Christmas Comes Anyway

Traci1.jpegAnd she brought forth her firstborn Son, and wrapped Him in swaddling cloths, and laid Him in a manger, because there was no room for them in the inn.  Luke 2:7

As we near the end of this Advent Season and turn our hearts and minds toward Christmas, I am mindful of the circumstances of Christ’s birth and the relevance of that birth today. I am mindful of Jesus being born on the wrong side of the tracks in Bethlehem of Judea, an area we now know as Palestine. I am mindful that the birth of Jesus was not met with the elaborate grandeur of our celebrations today, but rather, Jesus was born as the son of a young woman whose pregnancy was unplanned and whose birth was so ethnically profiled by the governing forces of his day that his parents were forced to seek political asylum.

I am mindful that the very birth of Jesus was an act of resistance for which there was no room.

I have always been intrigued by the lack of space made for God’s gift of Grace.  Most of us have grown up hearing accounts that the “inn” in Bethlehem was full, with no “room” available. We perform Christmas plays and construct narratives depicting a pregnant Mary traveling with Joseph from inn to inn in search of a room.

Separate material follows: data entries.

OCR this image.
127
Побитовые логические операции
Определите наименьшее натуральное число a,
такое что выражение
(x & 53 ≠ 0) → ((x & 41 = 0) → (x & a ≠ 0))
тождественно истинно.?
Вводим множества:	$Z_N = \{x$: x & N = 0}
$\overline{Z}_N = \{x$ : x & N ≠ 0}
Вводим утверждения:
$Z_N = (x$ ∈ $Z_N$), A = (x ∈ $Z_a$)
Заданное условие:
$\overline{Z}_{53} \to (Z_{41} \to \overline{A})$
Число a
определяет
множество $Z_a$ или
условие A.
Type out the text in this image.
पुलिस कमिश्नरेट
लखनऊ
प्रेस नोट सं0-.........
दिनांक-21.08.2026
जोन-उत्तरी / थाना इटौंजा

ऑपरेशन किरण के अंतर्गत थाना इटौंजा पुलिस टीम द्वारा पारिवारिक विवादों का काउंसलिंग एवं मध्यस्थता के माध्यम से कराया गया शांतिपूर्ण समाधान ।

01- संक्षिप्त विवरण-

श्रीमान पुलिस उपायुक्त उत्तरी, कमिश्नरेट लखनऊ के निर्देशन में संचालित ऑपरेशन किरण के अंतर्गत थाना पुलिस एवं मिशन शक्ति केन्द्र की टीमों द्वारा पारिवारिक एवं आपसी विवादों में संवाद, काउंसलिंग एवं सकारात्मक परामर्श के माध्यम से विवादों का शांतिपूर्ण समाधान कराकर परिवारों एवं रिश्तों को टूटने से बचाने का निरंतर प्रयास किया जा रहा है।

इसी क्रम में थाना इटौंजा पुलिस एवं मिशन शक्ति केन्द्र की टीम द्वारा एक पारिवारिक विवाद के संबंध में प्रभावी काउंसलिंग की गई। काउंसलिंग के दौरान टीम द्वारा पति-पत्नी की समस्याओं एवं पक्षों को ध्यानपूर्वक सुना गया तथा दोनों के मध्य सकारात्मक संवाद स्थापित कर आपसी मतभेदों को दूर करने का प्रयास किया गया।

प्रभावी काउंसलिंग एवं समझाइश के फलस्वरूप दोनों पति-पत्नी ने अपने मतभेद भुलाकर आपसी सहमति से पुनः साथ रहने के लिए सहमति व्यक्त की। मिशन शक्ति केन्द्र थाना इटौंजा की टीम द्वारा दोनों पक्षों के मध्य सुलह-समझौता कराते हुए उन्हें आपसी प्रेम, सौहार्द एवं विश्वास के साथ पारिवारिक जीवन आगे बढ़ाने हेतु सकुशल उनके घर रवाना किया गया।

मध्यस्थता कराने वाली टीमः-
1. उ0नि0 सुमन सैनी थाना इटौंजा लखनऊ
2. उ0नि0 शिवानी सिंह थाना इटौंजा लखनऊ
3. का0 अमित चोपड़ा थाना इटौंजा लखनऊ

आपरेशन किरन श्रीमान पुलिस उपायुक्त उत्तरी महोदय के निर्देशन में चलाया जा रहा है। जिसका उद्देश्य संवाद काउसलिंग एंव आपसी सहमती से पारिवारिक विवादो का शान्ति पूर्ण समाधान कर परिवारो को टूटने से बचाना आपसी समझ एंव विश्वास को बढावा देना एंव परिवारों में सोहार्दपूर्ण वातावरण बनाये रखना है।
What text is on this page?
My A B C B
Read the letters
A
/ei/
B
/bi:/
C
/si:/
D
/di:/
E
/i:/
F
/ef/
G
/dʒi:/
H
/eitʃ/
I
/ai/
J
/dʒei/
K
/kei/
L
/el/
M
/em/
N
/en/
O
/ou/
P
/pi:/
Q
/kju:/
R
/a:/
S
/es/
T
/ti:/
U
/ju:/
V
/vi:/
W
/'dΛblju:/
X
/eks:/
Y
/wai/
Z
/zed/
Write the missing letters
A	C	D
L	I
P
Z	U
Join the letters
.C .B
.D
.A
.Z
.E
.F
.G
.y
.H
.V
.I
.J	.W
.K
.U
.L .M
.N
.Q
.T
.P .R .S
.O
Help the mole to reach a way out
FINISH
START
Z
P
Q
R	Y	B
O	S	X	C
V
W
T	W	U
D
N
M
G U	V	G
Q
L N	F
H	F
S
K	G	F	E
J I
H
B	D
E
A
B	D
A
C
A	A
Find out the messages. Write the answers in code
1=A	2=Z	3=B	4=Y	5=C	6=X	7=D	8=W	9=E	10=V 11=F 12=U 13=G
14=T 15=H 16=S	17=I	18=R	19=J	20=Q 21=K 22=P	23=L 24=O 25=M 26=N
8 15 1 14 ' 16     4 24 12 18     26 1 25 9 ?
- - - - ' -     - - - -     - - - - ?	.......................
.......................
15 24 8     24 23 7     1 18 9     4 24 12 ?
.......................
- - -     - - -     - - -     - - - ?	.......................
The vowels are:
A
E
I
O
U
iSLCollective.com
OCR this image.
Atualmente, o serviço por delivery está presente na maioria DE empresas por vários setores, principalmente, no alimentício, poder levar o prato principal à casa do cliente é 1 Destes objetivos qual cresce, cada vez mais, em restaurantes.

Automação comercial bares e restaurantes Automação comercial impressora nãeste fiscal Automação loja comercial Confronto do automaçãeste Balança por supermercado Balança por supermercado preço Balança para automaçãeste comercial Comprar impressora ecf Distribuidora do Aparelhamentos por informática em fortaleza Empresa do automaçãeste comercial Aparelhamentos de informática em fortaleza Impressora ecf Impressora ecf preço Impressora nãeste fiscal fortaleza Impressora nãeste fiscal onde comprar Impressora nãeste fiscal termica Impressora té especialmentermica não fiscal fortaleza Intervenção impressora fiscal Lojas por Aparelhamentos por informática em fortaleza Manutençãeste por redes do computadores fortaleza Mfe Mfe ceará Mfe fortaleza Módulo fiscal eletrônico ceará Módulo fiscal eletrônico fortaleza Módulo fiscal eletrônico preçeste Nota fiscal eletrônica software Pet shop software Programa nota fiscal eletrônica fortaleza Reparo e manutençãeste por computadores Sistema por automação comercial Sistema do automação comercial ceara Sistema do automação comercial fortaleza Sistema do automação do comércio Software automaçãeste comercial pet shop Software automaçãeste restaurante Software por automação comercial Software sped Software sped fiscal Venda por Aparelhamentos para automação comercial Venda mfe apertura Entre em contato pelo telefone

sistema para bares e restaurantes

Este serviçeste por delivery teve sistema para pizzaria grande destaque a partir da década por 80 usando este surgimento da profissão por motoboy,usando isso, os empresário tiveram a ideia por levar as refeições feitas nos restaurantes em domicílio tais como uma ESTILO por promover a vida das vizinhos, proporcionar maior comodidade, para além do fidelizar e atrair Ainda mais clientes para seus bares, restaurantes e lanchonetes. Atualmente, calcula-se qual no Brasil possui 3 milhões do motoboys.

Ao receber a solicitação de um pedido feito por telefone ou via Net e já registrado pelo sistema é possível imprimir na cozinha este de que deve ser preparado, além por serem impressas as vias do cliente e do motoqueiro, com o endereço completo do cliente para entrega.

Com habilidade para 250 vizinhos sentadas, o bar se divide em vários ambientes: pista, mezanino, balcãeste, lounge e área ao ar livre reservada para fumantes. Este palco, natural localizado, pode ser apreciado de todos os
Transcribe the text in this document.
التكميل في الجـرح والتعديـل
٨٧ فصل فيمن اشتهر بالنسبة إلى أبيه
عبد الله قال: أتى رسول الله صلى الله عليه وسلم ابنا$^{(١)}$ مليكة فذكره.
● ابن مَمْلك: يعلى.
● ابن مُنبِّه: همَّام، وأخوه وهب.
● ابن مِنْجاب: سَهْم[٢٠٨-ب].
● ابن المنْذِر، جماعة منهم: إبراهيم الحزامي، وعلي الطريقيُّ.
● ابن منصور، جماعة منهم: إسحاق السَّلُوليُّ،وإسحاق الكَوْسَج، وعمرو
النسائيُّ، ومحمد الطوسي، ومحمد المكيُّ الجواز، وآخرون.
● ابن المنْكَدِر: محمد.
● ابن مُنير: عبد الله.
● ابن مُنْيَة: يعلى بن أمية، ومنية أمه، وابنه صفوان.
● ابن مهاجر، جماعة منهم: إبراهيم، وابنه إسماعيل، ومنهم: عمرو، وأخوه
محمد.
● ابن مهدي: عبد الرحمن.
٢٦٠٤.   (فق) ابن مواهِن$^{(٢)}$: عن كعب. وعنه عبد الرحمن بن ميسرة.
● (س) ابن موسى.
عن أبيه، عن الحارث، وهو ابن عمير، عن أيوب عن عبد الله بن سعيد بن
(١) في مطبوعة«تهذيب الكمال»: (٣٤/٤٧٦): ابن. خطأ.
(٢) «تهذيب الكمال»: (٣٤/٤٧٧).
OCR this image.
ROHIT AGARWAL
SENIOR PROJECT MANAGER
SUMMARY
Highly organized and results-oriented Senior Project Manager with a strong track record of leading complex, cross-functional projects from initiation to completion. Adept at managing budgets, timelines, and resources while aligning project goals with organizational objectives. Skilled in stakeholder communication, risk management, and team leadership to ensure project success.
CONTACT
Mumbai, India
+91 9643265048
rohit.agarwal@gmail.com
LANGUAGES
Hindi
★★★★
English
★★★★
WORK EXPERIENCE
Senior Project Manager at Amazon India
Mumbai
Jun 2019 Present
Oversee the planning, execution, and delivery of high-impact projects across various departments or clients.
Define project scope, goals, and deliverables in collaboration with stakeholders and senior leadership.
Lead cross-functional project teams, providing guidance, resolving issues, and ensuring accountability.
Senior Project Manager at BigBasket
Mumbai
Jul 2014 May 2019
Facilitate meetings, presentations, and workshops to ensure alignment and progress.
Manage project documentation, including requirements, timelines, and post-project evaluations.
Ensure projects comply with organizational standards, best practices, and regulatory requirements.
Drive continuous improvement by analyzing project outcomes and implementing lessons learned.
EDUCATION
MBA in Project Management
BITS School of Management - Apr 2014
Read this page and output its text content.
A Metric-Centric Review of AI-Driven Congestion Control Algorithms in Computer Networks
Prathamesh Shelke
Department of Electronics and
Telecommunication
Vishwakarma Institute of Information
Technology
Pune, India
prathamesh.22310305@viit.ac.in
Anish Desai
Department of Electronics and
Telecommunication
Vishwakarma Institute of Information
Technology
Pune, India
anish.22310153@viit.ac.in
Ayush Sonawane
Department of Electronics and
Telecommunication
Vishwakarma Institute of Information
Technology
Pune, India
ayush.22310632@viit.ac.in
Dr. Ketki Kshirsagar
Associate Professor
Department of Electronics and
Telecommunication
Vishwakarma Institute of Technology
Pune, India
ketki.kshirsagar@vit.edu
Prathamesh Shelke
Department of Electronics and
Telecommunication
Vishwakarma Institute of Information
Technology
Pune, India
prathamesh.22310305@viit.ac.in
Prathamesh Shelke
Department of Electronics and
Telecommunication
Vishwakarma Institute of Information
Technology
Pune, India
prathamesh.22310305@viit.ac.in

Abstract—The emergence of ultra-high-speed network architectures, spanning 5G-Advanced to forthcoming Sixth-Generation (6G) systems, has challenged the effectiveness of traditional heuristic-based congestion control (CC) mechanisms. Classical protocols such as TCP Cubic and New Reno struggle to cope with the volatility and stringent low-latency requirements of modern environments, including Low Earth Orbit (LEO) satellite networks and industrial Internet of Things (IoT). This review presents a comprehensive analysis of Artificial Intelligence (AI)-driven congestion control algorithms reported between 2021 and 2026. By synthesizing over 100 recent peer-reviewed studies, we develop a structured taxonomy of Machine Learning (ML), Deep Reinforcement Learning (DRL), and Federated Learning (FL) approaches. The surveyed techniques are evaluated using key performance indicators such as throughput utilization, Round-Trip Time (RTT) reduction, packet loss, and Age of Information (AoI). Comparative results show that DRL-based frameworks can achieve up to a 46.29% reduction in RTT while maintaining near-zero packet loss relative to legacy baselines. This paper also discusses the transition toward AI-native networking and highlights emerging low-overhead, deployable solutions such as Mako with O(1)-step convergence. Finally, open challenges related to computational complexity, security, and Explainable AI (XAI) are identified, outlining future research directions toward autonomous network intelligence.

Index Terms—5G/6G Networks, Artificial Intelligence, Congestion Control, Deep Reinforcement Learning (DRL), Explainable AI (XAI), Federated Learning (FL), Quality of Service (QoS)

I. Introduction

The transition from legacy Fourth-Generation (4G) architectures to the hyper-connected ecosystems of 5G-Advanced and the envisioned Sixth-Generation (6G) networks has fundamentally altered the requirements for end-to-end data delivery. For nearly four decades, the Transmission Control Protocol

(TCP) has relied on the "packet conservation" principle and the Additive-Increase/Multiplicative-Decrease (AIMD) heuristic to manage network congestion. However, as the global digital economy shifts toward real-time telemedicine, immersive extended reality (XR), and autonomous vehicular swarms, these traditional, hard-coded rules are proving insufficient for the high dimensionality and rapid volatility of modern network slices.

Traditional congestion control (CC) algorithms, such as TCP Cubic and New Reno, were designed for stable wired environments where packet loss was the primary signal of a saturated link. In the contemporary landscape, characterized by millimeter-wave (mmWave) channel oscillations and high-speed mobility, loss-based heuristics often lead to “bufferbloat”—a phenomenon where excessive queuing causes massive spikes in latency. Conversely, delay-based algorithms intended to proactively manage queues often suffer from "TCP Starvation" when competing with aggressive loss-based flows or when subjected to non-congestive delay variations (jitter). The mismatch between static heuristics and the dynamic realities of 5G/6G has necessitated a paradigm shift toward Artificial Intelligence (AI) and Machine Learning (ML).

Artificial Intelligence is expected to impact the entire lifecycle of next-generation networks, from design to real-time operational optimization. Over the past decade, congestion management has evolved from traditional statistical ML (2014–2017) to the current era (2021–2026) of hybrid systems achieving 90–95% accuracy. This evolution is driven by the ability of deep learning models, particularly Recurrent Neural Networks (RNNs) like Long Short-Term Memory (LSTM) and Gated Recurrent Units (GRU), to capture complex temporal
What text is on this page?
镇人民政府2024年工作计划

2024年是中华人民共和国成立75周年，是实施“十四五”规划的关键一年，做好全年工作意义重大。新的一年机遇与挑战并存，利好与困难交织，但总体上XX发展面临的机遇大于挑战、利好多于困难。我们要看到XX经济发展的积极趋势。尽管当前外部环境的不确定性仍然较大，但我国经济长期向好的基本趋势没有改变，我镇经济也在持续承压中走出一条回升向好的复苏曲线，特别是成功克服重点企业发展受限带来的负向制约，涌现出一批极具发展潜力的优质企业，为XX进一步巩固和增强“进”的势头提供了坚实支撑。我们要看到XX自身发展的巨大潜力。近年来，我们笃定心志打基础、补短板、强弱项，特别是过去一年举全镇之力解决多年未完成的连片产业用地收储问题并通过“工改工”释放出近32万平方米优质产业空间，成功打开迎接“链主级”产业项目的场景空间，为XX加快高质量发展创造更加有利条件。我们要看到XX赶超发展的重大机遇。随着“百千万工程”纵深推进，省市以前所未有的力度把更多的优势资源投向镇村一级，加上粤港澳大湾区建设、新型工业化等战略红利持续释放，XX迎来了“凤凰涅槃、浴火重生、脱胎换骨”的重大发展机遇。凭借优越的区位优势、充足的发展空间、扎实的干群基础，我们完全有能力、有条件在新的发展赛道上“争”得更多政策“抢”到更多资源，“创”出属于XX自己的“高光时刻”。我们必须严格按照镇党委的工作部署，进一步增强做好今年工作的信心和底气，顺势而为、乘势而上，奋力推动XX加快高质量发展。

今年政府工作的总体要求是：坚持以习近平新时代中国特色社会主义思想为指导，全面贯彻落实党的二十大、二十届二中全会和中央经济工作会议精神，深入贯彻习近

Yet a closer look at the biblical text reveals quite a different story!

The Greek word translated “inn”  in Luke 2 is kataluma, it literally means a guest room.

In fact, the writer uses this very word later in Luke 22:11, where Jesus said to His disciples, “Then you shall say to the master of the house, ‘The Teacher says to you, “ ‘Where is the guest room (kataluma) where I may eat the Passover with my disciples?’ ” The only other time this word is used in scripture is Mark 14:14, which also refers to the inquiry about the use of the guest room for Passover.

Linguistically, the text shows that the writer of Luke used the term kataluma to mean not an inn, but the guest room, literally “the” guest room of a particular house.  What Luke is telling us is there was not enough space for God’s Grace.

Making space for Grace is a disruptive process. We struggle to make room in our houses for the unplanned, and often unwelcomed, inbreaking of Christ.

There is no room in our legislative houses to welcome those in need of refuge today.
There is no room in our houses of worship to welcome those whose beliefs may differ.
There is no room in our cities to offer shelter to the homeless.
There is no room in our hospitals to care for the mentally ill.
There is no room in our political policies to welcome the immigrant.
There is no room on our agenda to respect the environment.
There is no room in our hearts to comfort the poor, the vulnerable, or the profiled among us.
There is no room in our inn.

And yet, Christ comes anyway, challenging us, always, to make room.

And this is the HOPE of this season. This is the peace that Christ brings. That, as Jurgen Moltmann said, “Those who hope in Christ can no longer put up with reality as it is, but begin to suffer under it, to contradict it. Peace with God means conflict with the world, for the goad of the promised future stabs inexorably into the flesh of every unfulfilled present.”